In the dawn of nonlinear editing (historians speak of this time), every workday was accompanied by a lingering fear that at any given moment, the editing computer was going to bug out on you. Not the simple kind, the awful kind. And suddenly there are five people sitting on a couch staring at you, fresh from a shoot in New York, while you nervously lifted the door off your massive CPU and started pulling out blocks of old-timey RAM in blind futility. This could take days. And then email, the internet, less expensive tools and postings...that nagging fear quietly, gradually vanished, and I forgot about it for two decades. And then 2020.
Once again the fear has returned, but now the unstable life-line that determines our daily fate is a reliable connection to the internet. Pro-edit-people have had to quickly incorporate new tools into the client-flow. Just as drought, flat surf, empty pools, and the development of silicon wheels birthed modern skateboarding, similar ecosystem transformations have created demands in post that didn’t exist before March.
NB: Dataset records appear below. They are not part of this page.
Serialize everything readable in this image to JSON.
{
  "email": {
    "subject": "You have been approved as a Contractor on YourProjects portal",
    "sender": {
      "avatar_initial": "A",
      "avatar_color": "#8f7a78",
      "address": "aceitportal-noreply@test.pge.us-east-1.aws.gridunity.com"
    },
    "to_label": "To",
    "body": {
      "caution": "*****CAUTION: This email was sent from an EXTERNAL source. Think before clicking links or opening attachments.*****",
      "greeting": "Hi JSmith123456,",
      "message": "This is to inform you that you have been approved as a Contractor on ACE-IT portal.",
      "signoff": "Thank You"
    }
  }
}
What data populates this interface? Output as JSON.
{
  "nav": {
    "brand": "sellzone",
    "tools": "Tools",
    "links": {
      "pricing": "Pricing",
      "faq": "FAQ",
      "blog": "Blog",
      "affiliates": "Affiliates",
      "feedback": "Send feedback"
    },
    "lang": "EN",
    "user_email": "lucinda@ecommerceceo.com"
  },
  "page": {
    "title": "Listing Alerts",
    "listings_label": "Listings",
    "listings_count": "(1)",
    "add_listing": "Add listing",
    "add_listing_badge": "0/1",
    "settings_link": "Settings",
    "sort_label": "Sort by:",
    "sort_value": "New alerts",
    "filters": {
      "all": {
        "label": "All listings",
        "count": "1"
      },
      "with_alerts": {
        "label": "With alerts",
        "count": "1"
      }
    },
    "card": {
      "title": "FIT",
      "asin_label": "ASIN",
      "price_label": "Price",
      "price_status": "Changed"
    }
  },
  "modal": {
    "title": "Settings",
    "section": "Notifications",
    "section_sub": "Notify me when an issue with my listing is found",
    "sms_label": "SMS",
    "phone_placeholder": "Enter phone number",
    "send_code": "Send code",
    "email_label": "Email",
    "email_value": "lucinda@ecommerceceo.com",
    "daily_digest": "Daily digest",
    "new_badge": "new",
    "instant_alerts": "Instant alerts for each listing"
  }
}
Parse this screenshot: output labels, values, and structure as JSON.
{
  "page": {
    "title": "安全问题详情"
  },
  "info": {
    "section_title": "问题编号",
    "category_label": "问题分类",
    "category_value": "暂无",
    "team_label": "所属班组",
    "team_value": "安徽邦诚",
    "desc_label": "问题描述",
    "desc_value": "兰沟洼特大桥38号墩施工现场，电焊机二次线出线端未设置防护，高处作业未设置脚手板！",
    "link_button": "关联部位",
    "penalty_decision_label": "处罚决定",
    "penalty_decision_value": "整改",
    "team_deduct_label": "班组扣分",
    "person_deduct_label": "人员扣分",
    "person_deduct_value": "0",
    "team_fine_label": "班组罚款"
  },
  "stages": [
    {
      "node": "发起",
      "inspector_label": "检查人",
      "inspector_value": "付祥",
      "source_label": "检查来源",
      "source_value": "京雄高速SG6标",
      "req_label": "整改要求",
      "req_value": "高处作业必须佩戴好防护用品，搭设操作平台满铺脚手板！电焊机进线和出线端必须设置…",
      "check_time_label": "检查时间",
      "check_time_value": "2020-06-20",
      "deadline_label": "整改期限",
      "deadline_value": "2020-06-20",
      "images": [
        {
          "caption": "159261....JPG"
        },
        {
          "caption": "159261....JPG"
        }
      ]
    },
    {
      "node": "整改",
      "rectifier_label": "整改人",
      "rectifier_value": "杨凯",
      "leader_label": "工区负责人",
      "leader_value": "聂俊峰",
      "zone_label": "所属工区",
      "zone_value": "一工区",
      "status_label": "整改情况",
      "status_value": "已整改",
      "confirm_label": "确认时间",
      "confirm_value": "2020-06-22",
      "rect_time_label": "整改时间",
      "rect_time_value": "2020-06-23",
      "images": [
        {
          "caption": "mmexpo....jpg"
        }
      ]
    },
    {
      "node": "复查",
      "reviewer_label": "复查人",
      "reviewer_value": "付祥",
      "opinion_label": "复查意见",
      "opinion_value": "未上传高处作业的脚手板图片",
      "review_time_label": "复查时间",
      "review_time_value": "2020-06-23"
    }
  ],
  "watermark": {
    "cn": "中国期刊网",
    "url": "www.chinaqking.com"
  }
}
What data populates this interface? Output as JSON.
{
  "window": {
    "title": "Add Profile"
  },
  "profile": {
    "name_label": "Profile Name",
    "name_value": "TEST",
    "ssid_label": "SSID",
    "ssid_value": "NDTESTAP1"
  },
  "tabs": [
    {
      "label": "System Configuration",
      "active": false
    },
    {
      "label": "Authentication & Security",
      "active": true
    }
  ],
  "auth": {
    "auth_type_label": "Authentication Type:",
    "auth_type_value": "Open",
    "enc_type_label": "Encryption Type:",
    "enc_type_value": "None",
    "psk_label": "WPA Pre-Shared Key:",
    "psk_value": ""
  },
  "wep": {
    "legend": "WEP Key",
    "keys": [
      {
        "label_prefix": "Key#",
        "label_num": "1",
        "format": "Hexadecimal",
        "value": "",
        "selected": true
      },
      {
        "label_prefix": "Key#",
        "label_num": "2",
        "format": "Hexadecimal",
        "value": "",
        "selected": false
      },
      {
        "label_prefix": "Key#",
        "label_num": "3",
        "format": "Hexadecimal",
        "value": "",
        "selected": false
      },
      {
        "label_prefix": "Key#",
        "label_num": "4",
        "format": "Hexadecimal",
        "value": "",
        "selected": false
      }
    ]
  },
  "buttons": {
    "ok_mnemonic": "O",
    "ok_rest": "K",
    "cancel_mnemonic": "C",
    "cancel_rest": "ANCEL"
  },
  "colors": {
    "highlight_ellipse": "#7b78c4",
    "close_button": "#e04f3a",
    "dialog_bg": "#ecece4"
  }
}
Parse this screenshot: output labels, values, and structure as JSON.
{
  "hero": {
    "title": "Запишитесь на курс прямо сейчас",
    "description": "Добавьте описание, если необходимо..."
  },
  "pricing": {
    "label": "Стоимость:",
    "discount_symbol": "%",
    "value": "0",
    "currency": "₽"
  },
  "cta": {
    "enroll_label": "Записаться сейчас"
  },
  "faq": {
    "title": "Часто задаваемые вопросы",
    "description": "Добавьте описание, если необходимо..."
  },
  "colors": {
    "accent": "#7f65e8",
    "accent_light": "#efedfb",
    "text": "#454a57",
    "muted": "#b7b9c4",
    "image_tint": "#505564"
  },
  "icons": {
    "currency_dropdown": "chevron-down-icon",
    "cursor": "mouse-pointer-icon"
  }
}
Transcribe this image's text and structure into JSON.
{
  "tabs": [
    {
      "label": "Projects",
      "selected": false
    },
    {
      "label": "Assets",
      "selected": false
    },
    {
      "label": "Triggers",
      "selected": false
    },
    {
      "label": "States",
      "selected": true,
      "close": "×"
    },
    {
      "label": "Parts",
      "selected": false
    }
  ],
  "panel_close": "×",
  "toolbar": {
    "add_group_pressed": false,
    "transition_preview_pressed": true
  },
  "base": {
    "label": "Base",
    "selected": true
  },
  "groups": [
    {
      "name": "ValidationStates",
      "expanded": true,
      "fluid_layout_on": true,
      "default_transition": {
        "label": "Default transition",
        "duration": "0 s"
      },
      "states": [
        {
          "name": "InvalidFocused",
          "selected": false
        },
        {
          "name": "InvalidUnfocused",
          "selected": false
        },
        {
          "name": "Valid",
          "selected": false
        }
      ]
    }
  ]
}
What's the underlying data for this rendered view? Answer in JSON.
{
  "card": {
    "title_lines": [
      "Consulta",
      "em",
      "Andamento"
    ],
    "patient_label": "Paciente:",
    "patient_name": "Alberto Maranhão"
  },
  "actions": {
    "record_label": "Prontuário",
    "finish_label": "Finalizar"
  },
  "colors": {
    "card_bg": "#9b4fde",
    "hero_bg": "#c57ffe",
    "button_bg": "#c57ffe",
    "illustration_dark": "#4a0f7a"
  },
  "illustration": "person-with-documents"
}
While companies like Facebook were poised with a massive marketing push for their Groups platform and a Super Bowl strategy two months before lockdown (which is a heck of a coincidence), companies like Zoom and Evercast have struggled to keep up with demand and development as these tools become an essential part of our everyday workflow. Concepts exist to evolve our process to new heights, but implementation is slow and ingenuity is lacking. Editing with stability for client review takes four applications to deliver a shared experience, plus decent internet bandwidth. There’s far too much room for error.
I am not a think-tanking sooth-sayer. But, as an editor who travelled a lot, I am certain I will travel again, just not as much. We will continue to adapt to meet the needs of our clients and deliver results. What we truly need to evolve the process and make use of lessons learned during this temporary period of isolation — like haptic multi-touch media interaction and editing in a virtual space with clients anywhere in the world — cannot come soon enough. Pre, post, production — we’re all at the mercy of our technology providers and their products once again. But shocks to the system such as these always prompt leaps of innovation. Oculus and Premiere or Avid have an opportunity to revolutionize ways to meet in a virtual space and edit “together” and, in doing so, truly pioneer a new dimension of filmmaking in post. This is a callout and an appeal for their help in establishing a new benchmark for collaboration — a viable new way to do what we love. It’s time for that sort of revolution.